Bonomi P, Siddiqui S, Lincoln S, Sharma M, Recine D, Warren W, Faber L P
Department of Radiation Therapy, Rush University Medical Center, Chicago, IL, USA.
Semin Oncol. 1996 Dec;23(6 Suppl 16):102-7.

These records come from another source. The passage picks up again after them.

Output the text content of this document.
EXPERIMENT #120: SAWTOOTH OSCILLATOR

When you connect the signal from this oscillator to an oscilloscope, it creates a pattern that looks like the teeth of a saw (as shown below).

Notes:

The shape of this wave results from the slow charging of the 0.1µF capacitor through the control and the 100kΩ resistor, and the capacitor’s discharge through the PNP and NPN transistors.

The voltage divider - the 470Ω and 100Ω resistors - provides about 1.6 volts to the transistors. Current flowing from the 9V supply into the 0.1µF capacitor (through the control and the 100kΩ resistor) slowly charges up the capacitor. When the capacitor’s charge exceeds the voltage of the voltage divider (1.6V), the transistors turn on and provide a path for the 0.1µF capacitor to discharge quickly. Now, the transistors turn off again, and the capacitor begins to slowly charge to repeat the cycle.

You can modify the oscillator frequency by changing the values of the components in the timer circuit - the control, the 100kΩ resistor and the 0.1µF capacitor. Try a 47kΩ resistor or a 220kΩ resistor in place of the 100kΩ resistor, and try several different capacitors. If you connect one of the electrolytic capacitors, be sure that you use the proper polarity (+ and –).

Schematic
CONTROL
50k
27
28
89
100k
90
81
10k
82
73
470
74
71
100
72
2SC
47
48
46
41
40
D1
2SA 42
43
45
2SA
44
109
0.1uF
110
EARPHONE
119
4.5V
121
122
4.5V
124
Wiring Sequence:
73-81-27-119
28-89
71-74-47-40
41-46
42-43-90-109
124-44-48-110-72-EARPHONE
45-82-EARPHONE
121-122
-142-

We have evaluated escalating doses of paclitaxel (Taxol; Bristol-Myers Squibb Company, Princeton, NJ) in combination with carboplatin, cisplatin, etoposide, and concurrent thoracic radiotherapy in patients with stage III non-small cell lung cancer. Dose-limiting toxicity was observed at paclitaxel 90 mg/m2. Subsequent modifications resulted in a new regimen, which consists of a 3-hour paclitaxel infusion on day 1 (three dose levels: 80, 100, and 120 mg/m2), etoposide 40 mg/m2 intravenously over 1 hour daily on days 2 to 5, and carboplatin given at an area under the concentration-time curve of 4 mg/mL x min on day 1 after paclitaxel. Treatment courses were repeated every 28 days. Eleven patients considered eligible for surgery received two courses. Nonsurgical patients (five) received three courses. No episodes of grade > or = 3 nausea and vomiting, dermatitis, anorexia, esophagitis, or thrombocytopenia were observed. The dose-limiting toxicity (grade 4 granulocytopenia) occurred in three of five patients at 120 mg/m2 paclitaxel (level 3). Grade 3 radiation pneumonitis was observed in three patients. Nine patients have undergone pulmonary resection: four pneumonectomies, four lobectomies, and one segmental resection. No operative deaths, respiratory insufficiency, or cardiovascular complications were observed. Clinical partial remissions have been observed in 11 of 16 patients overall, and two histologic complete remissions were achieved in nine surgical patients. Our preliminary results show that pulmonary resection is feasible following treatment with radiation and concurrent paclitaxel-containing chemotherapy. Although the maximum tolerated paclitaxel dose in the present study was relatively low, favorable initial responses warrant further study of paclitaxel-containing combination chemotherapy and concurrent radiation. We next plan to delete etoposide from our chemoradiotherapy regimen and escalate the paclitaxel dose.
我们评估了递增剂量的紫杉醇(泰素;百时美施贵宝公司,新泽西州普林斯顿)联合卡铂、顺铂、依托泊苷以及同步胸部放疗用于Ⅲ期非小细胞肺癌患者的疗效。在紫杉醇剂量为90mg/m²时观察到剂量限制性毒性。随后的调整产生了一种新方案,该方案包括在第1天进行3小时的紫杉醇静脉输注(三个剂量水平:80、100和120mg/m²),在第2至5天每天1小时静脉输注依托泊苷40mg/m²,以及在第1天紫杉醇输注后给予卡铂,其浓度 - 时间曲线下面积为4mg/mL×min。治疗疗程每28天重复一次。11名被认为适合手术的患者接受了两个疗程的治疗。非手术患者(5名)接受了三个疗程的治疗。未观察到≥3级的恶心、呕吐、皮炎、厌食、食管炎或血小板减少的发作。在5名接受120mg/m²紫杉醇(第3水平)治疗的患者中有3名出现了剂量限制性毒性(4级粒细胞减少)。3名患者观察到3级放射性肺炎。9名患者接受了肺切除术:4例全肺切除术、4例肺叶切除术和1例肺段切除术。未观察到手术死亡、呼吸功能不全或心血管并发症。在总共16名患者中有11名观察到临床部分缓解,在9名手术患者中有2名实现了组织学完全缓解。我们的初步结果表明,放疗联合含紫杉醇的同步化疗后进行肺切除术是可行的。尽管本研究中紫杉醇的最大耐受剂量相对较低,但良好的初始反应值得进一步研究含紫杉醇的联合化疗和同步放疗。我们接下来计划从我们的放化疗方案中去除依托泊苷并提高紫杉醇剂量。